Это было письмо от отца, переданное бог знает какими путями, но наверняка — по просьбе ее собеседника. Отец остался верен себе: написал только о своих делах и еще, намеками, о каком-то особом положении во Франции — не мог ради такого случая съездить в Стен, навести справки о сестре и о матери. А может, писал наспех, по требованию…
— Я могу взять это с собой?
— Да, конечно!.. Только туда его не берите…
Это было самым обидным из всего им сказанного, но она была все равно благодарна ему, что называется, по гроб жизни…
Ей предстояла дорога в Китай: снова через Берлин — в Италию и оттуда пароходом до Шанхая.
3
У нее было два паспорта: один — до Берлина, другой — для последующего, вполовину земного шара, путешествия. В первом была голландская фамилия, которую невозможно было произнести без насилия над собой: она боялась, что не вспомнит ее или не выговорит. Прежде она легко пересекала границы: у нее было простодушное и приветливое от природы лицо, в ней трудно было заподозрить злоумышленницу, и она научилась этим пользоваться — здесь же испугалась. Все, однако, прошло гладко. Ей дали место в люксовом вагоне (что было нечасто, потому что денег у Разведупра было мало и на всем экономили) — немец-пограничник отнесся к ней снисходительно: изучил только печати в паспорте, остался ими доволен и вернул, ни о чем не спрашивая. В Берлине она, выполняя инструкции, сдала вещи на хранение в соседнем универмаге, прошла налегке в туалет, изорвала голландский документ в мелкие клочья, спустила их в унитаз, а фотографию, как ей было сказано, тоже изорвала, но не отправила туда же, а разжевала и проглотила, будто сброса в канализацию было недостаточно. После этого она стала уругвайкой Денизой Жислен двадцати трех лет, родившейся в Брюсселе и проживавшей в Нью-Йорке, там же получившей паспорт, а китайскую визу — в китайском посольстве в Риме. Она ехала в Китай на два года — для изучения языка и местных нравов. Быть уругвайкой ее определили товарищи из Управления: устроили ей экзамен и признали ее испанский для этого достаточным. Между тем она учила его только в лицее и не имела потом практики. Расчет был на то, что у нее не будет случая говорить на этом языке, — или же на то, что в Уругвае так коверкают испанский, что сами испанцы плохо его разбирают.

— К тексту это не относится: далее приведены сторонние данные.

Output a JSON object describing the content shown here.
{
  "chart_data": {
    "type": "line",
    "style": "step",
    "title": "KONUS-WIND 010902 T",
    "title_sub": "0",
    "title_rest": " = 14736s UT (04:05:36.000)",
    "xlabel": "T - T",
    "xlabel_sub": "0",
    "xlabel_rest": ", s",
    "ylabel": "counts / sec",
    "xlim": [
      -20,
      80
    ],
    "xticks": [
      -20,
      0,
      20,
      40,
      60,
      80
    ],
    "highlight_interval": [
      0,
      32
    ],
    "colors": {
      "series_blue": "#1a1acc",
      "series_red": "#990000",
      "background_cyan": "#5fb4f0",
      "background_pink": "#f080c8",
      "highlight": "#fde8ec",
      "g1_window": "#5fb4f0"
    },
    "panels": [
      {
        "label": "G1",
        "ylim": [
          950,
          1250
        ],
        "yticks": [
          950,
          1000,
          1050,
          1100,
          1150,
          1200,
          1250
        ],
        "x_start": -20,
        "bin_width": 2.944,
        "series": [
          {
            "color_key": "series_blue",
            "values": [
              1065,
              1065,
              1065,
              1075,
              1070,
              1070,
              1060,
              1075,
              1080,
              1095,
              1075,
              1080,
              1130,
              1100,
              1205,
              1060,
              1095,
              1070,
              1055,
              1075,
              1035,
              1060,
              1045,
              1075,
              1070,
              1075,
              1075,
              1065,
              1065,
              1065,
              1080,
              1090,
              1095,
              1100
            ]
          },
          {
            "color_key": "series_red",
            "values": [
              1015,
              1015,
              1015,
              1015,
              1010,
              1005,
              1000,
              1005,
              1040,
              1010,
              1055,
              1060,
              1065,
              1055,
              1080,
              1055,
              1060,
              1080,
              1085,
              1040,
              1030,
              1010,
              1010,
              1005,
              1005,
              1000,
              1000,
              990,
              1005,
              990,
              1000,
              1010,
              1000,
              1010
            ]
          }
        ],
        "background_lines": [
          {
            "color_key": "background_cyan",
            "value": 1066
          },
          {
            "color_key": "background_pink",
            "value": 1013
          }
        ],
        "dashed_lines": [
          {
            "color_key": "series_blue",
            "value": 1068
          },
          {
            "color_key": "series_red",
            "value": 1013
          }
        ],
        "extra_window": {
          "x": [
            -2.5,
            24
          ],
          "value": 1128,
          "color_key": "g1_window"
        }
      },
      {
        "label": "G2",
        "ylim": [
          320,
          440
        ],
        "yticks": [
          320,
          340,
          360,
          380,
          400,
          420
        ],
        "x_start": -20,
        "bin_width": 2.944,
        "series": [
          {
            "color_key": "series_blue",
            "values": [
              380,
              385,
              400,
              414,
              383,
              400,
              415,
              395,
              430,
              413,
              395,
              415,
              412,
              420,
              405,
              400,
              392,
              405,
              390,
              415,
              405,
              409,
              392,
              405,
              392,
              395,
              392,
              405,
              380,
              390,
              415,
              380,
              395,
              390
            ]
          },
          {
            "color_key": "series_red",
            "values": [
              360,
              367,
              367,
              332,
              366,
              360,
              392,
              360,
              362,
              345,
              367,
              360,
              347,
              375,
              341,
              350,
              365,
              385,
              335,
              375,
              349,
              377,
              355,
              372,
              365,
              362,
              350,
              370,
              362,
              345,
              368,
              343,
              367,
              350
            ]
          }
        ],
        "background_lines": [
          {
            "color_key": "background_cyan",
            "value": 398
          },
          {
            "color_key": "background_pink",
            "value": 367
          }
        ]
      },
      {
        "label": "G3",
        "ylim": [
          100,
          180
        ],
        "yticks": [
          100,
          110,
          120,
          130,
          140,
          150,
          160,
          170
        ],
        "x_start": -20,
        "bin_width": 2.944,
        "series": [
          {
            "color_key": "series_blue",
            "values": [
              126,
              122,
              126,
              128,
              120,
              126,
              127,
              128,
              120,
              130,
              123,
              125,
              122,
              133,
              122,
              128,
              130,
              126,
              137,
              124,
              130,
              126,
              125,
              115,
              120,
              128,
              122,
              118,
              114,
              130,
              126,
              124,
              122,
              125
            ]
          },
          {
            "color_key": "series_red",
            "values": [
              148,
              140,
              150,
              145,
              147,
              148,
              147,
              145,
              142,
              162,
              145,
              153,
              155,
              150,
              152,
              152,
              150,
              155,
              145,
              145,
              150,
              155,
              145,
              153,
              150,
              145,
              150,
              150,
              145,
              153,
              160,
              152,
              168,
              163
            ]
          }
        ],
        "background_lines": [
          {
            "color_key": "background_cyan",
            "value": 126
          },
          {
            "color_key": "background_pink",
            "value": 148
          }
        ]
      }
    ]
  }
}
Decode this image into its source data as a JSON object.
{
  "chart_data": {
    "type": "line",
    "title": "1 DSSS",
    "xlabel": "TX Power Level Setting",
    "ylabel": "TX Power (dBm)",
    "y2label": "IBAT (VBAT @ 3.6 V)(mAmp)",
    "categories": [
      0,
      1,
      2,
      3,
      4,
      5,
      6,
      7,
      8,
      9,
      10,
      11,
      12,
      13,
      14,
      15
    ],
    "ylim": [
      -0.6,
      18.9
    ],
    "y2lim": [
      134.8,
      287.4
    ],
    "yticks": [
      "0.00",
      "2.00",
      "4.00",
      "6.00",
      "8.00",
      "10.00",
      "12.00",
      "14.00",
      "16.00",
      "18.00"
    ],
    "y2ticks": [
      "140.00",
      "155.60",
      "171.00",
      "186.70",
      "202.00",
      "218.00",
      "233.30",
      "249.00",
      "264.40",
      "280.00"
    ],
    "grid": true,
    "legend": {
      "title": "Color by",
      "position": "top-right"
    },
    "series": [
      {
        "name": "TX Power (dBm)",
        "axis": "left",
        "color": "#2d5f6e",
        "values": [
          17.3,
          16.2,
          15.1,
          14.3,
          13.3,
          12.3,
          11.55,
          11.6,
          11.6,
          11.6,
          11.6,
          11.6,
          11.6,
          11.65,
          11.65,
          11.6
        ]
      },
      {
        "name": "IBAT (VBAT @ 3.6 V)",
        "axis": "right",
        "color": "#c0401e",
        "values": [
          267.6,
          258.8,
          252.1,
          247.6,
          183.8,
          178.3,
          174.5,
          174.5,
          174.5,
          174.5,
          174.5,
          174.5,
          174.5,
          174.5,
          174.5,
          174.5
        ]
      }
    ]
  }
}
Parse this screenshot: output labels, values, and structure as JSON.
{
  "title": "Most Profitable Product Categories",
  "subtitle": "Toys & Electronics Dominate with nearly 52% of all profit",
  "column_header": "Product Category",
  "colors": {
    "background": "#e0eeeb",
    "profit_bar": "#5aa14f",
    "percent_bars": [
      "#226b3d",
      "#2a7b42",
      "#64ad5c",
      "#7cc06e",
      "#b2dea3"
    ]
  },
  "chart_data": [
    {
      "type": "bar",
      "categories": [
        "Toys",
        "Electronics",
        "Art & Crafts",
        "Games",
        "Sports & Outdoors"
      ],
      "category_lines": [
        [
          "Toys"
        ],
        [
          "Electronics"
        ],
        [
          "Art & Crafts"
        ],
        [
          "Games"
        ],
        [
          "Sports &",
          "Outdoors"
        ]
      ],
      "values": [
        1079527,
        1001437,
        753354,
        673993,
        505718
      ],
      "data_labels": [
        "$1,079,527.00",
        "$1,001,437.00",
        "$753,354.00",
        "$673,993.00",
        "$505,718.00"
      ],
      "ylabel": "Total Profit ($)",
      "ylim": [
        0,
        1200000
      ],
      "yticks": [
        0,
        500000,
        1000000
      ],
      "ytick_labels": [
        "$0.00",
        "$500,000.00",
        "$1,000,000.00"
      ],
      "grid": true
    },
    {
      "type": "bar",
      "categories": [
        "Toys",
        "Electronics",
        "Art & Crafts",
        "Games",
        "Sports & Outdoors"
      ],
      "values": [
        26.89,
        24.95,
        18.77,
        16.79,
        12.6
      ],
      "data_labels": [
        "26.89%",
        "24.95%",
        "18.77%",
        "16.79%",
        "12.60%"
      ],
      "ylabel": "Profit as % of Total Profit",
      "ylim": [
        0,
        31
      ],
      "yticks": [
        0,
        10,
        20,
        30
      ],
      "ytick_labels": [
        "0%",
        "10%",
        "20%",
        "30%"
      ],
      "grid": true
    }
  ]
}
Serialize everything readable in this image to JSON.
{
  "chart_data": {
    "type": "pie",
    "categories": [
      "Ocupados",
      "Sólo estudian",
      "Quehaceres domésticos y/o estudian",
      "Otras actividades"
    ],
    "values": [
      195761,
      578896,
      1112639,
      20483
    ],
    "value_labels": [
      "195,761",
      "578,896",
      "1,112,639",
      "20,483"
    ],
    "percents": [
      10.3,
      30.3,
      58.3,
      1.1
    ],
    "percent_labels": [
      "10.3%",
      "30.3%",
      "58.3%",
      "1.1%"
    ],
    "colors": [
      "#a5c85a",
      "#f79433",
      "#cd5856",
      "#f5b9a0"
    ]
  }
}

В Берлине она пробыла ночь. Она еще раз проверила вещи и, заглянув в лыжные ботинки, оставшиеся с альпийского курорта, к великому ужасу своему, нашла, что они набиты — хуже не придумаешь — страницами, вырванными из журнала «Большевик». За это и в Москве могло попасть: могли спросить, как она обращается с партийной печатью, — а о чем бы спросили здесь, лучше было и не думать. Это была ей наука. Она была серьезная, осмотрительная девушка, но каждый из нас может быть поразительно беспечным. Впрочем, говорила она себе, это палка о двух концах: бездумность опасна, но без уверенности в себе тоже не обойдешься, а где грань между одним и другим, никто сказать не в состоянии. Она сожгла скомканные листы, набила ботинки немецкими газетами и решила впредь быть внимательней. «Не надо вообще, — говорила она себе, — брать в дорогу лишнее. Лыжные ботинки в Шанхае пригодиться не могут, я взяла их из женского скопидомства и еще, — добавляла она в свое оправдание, — в память о моей несостоявшейся светской жизни.»